The Blog of Martineau & Mindicanu

Proposed changes to the Canadian citizenship process

Proposed changes to the Canadian citizenship process The blog of Martineau & MindicanuEvery year about 170,000 people become new citizens of Canada. The candidates must meet few requirements: be a permanent resident over 18, have lived in Canada for at least three years in the past four years before applying, have no criminal record and pass a test to prove knowledge about Canada and language abilities in French or English.
The Harper government is of the opinion that the test (mandatory for persons aged 18 to 54) “does not adequately assess listening and speaking skills”. “The ability to communicate effectively in either French or English is key to the success of new citizens in Canada,” said Jason Kenney, the Minister of  Immigration in a statement on October 14. They suggest therefore that the applicants for citizenship should include a proof of language skills when submitting the application.

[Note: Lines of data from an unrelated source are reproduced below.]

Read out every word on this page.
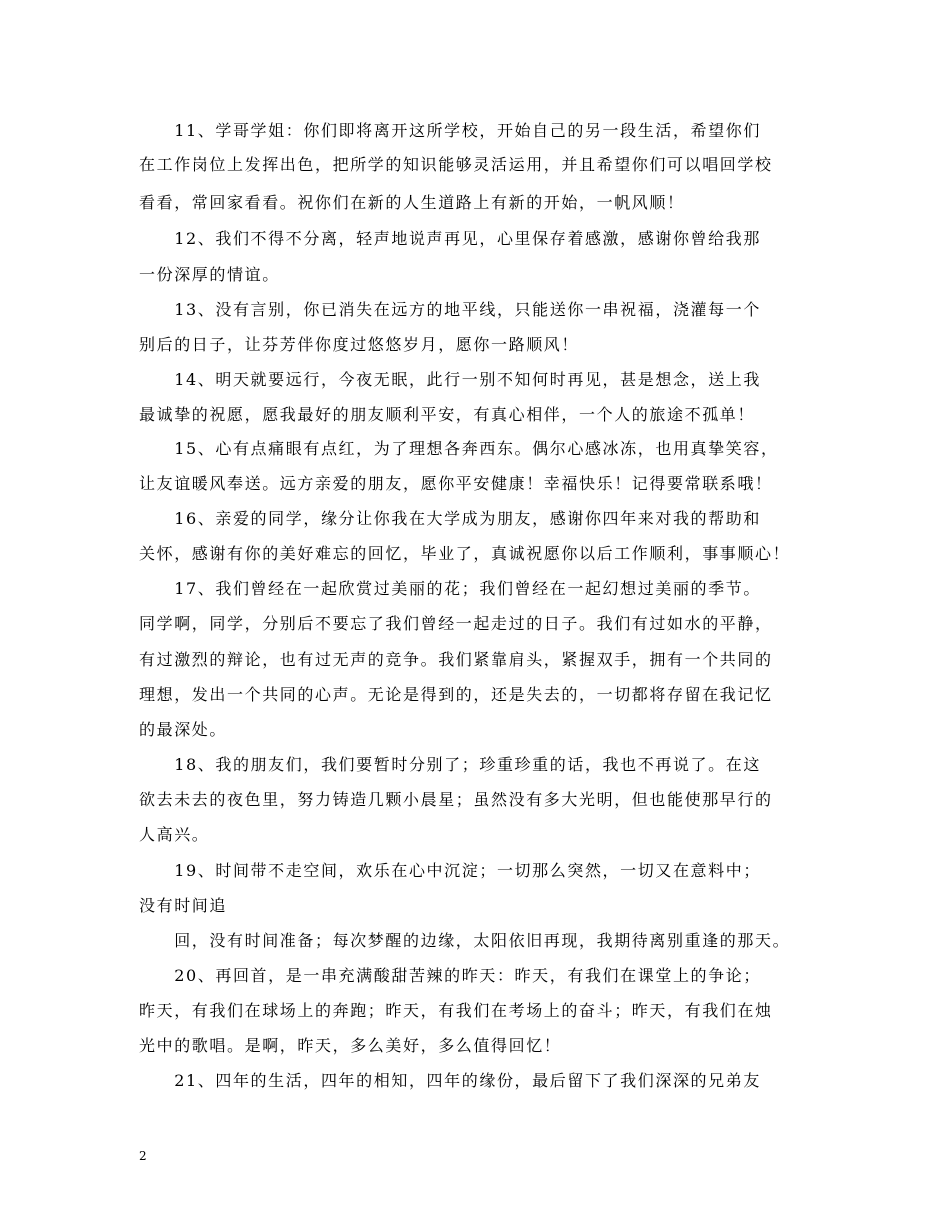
　　11、学哥学姐：你们即将离开这所学校，开始自己的另一段生活，希望你们
在工作岗位上发挥出色，把所学的知识能够灵活运用，并且希望你们可以唱回学校
看看，常回家看看。祝你们在新的人生道路上有新的开始，一帆风顺！
　　12、我们不得不分离，轻声地说声再见，心里保存着感激，感谢你曾给我那
一份深厚的情谊。
　　13、没有言别，你已消失在远方的地平线，只能送你一串祝福，浇灌每一个
别后的日子，让芬芳伴你度过悠悠岁月，愿你一路顺风！
　　14、明天就要远行，今夜无眠，此行一别不知何时再见，甚是想念，送上我
最诚挚的祝愿，愿我最好的朋友顺利平安，有真心相伴，一个人的旅途不孤单！
　　15、心有点痛眼有点红，为了理想各奔西东。偶尔心感冰冻，也用真挚笑容，
让友谊暖风奉送。远方亲爱的朋友，愿你平安健康！幸福快乐！记得要常联系哦！
　　16、亲爱的同学，缘分让你我在大学成为朋友，感谢你四年来对我的帮助和
关怀，感谢有你的美好难忘的回忆，毕业了，真诚祝愿你以后工作顺利，事事顺心！
　　17、我们曾经在一起欣赏过美丽的花；我们曾经在一起幻想过美丽的季节。
同学啊，同学，分别后不要忘了我们曾经一起走过的日子。我们有过如水的平静，
有过激烈的辩论，也有过无声的竞争。我们紧靠肩头，紧握双手，拥有一个共同的
理想，发出一个共同的心声。无论是得到的，还是失去的，一切都将存留在我记忆
的最深处。
　　18、我的朋友们，我们要暂时分别了；珍重珍重的话，我也不再说了。在这
欲去未去的夜色里，努力铸造几颗小晨星；虽然没有多大光明，但也能使那早行的
人高兴。
　　19、时间带不走空间，欢乐在心中沉淀；一切那么突然，一切又在意料中；
没有时间追
　　回，没有时间准备；每次梦醒的边缘，太阳依旧再现，我期待离别重逢的那天。
　　20、再回首，是一串充满酸甜苦辣的昨天：昨天，有我们在课堂上的争论；
昨天，有我们在球场上的奔跑；昨天，有我们在考场上的奋斗；昨天，有我们在烛
光中的歌唱。是啊，昨天，多么美好，多么值得回忆！
　　21、四年的生活，四年的相知，四年的缘份，最后留下了我们深深的兄弟友
2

Two days ago I received an interesting call. The person asked me: is it true? Is it true that Harper stopped the immigration process and there will be no more immigrants because they don’t speak properly the official languages of Canada? A friend told me that a neighbor heard that on TV…
I smiled. In fact the news was about citizenship, about a proposal to change the citizenship process, but it is very common for a news to be misinterpreted, especially when it gets to your ears from a friend of a a neighbour of your cousin’s grandmother.
Back to the subject, the Harper government suggests that applicants for citizenship should submit a proof that show their language abilities: proof of completion of a language-training course such as the federally funded Language Instruction for Newcomers to Canada, results of an approved language proficiency test, proof of secondary or post-secondary education in English or French or language proficiency tests used previously for immigration to Canada.
This change would not be a problem for the economic immigrants; however their spouses, refugees or sponsored spouses may be affected, as proof of language was not required for them when permanent residence was granted.
Personally I think that the current test is complex and way too difficult for a person who has poor French/English knowledge, though I agree that comprehension and expression skills cannot be verified this way, and there is no doubt that knowing the officials languages of Canada are the key to a successful integration.